Before this summer, I had never been West of the Mississippi River, and I naively thought that my experience of culture in the American South would be the same as that of the West Coast. However, the first few weeks that I spent in Orange County, I found myself in rather unfamiliar territory. While Orange County was similar to what I was used to in many ways, it was also remarkably different at times. Adapting to this new environment over the first few weeks that I was here was challenging, but it also allowed me to better understand the region that I grew up in, as well as the West Coast. Additionally, it was rather challenging for me to get used to working in an office where I was one of the only men, and I wrote about the impact this had on me in an earlier blog post.
By far the biggest way that my perspective was challenged and changed was from the work that A21 does.
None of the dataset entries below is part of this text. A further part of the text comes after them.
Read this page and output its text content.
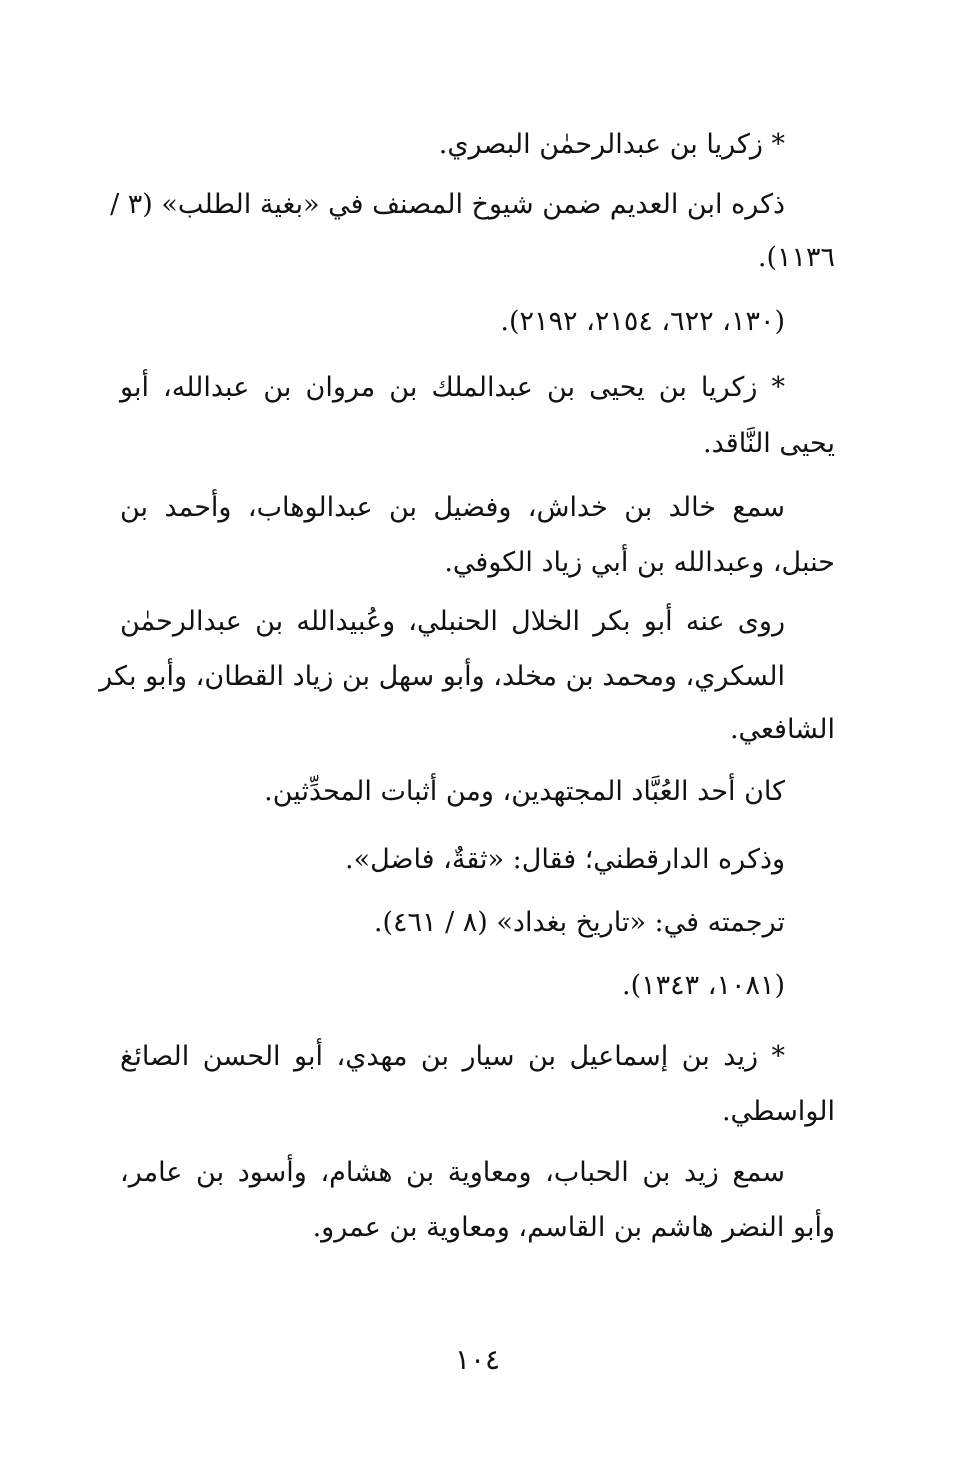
* زكريا بن عبدالرحمٰن البصري.
ذكره ابن العديم ضمن شيوخ المصنف في «بغية الطلب» (٣ /
١١٣٦).
(١٣٠، ٦٢٢، ٢١٥٤، ٢١٩٢).
* زكريا بن يحيى بن عبدالملك بن مروان بن عبدالله، أبو
يحيى النَّاقد.
سمع خالد بن خداش، وفضيل بن عبدالوهاب، وأحمد بن
حنبل، وعبدالله بن أبي زياد الكوفي.
روى عنه أبو بكر الخلال الحنبلي، وعُبيدالله بن عبدالرحمٰن
السكري، ومحمد بن مخلد، وأبو سهل بن زياد القطان، وأبو بكر
الشافعي.
كان أحد العُبَّاد المجتهدين، ومن أثبات المحدِّثين.
وذكره الدارقطني؛ فقال: «ثقةٌ، فاضل».
ترجمته في: «تاريخ بغداد» (٨ / ٤٦١).
(١٠٨١، ١٣٤٣).
* زيد بن إسماعيل بن سيار بن مهدي، أبو الحسن الصائغ
الواسطي.
سمع زيد بن الحباب، ومعاوية بن هشام، وأسود بن عامر،
وأبو النضر هاشم بن القاسم، ومعاوية بن عمرو.
١٠٤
Learning more about human trafficking this summer, I have come to understand just how far reaching an issue it is and how many different industries it affects. One of the biggest challenges for me with this is figuring out how to continue to actively work towards ending human trafficking once I leave A21. Since I’ve been working at an anti-trafficking organization this summer, its been quite easy to be assured that I have worked towards making an impact to end human trafficking, but as I get ready to return to Duke, I’ve realized that combating human trafficking will require much more of an active participation from me. One of the simplest things I can do is to continue to be aware of what companies produce their goods through the use of labor trafficking. This list is unfortunately much larger than many would expect, but choosing not to purchase their products is an easy way for me to consciously choose not to be complicit in the continuation of human trafficking. While I am still trying to figure out more ways to continue combating trafficking back at Duke, I am certain that this desire to see and end to human trafficking will be one of my biggest takeaways from this summer, and one that has truly challenged me and changed the way I see the world.